Global oil prices rebounded on Wednesday as weaker-than-expected U.S. employment data strengthened market expectations that the Federal Reserve could soon ease monetary policy. The rally was further supported by the cautious output strategy adopted by OPEC+ members and extended Western sanctions on Russian crude exports.
Geopolitical unrest in the Middle East and the ongoing Russia-Ukraine conflict have continued to heighten concerns over supply disruptions, adding a layer of uncertainty to global oil markets in 2025. Analysts say that OPEC+’s measured approach to production and tightening global conditions have created a delicate balance between supply risks and sluggish demand.
As of Wednesday afternoon, Brent crude traded at $65.88 per barrel, a 0.5% increase from the previous day’s close of $65.55. Similarly, the U.S. benchmark West Texas Intermediate (WTI) rose 0.5% to $62.03 from $61.74 in the previous session.
The price surge comes after OPEC+ members, including Saudi Arabia, Russia, Iraq, the UAE, Kuwait, Kazakhstan, Algeria, and Oman, agreed during their October 5 virtual meeting to increase collective output by 137,000 barrels per day in November — a move analysts described as a “strategic moderation” designed to preserve market stability.
Industry experts say this decision reassured investors about OPEC+’s commitment to avoiding an oversupply scenario while maintaining gradual control over output. “The group is walking a tightrope — ensuring prices remain sustainable without derailing global recovery,” said an energy strategist based in London.
The momentum in oil markets also gained from expectations that the U.S. Federal Reserve could adopt a dovish stance after weaker private-sector employment data reinforced hopes for rate cuts later in the year.

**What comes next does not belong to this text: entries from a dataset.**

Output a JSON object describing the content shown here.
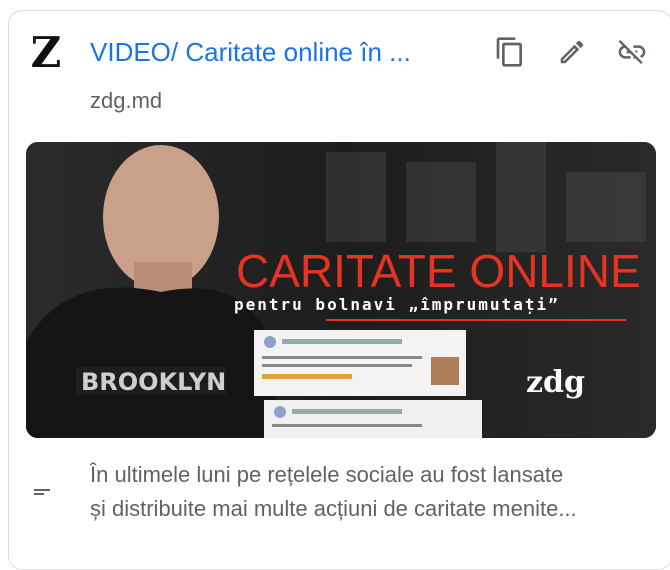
{
  "link_card": {
    "favicon_letter": "Z",
    "title": "VIDEO/ Caritate online în ...",
    "domain": "zdg.md",
    "description_lines": [
      "În ultimele luni pe rețelele sociale au fost lansate",
      "și distribuite mai multe acțiuni de caritate menite..."
    ],
    "actions": [
      "copy-icon",
      "edit-icon",
      "unlink-icon"
    ]
  },
  "thumbnail": {
    "headline": "CARITATE ONLINE",
    "subheadline": "pentru bolnavi „împrumutați”",
    "brand": "zdg",
    "hoodie_text": "BROOKLYN",
    "headline_color": "#e53422"
  },
  "colors": {
    "title": "#1a73e8",
    "secondary_text": "#5f6368",
    "icon": "#5f6368"
  }
}
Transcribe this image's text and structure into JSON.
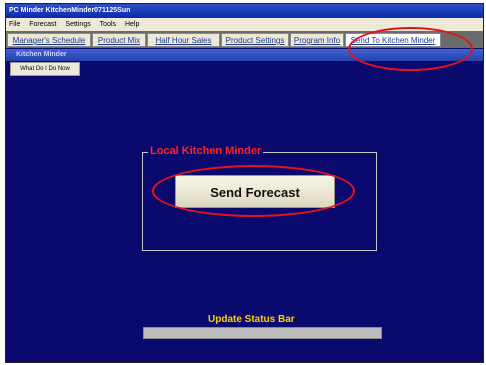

Economists argue that lower interest rates would stimulate growth, particularly in energy-dependent industries, which could in turn fuel higher oil demand.
However, the bullish sentiment was tempered by data showing an unexpected build-up in U.S. crude inventories. The American Petroleum Institute (API) reported that commercial crude stocks rose by 2.78 million barrels last week, signaling potential demand weakness.
Official data from the U.S. Energy Information Administration (EIA) is expected later on Wednesday and could offer further insight into supply and demand trends. Despite these headwinds, analysts believe the market will remain supported in the short term, as investors weigh policy signals from central banks against geopolitical risks.
“As long as macroeconomic optimism and supply discipline persist, oil will likely stay above key support levels,” said a senior commodities analyst at GlobalData.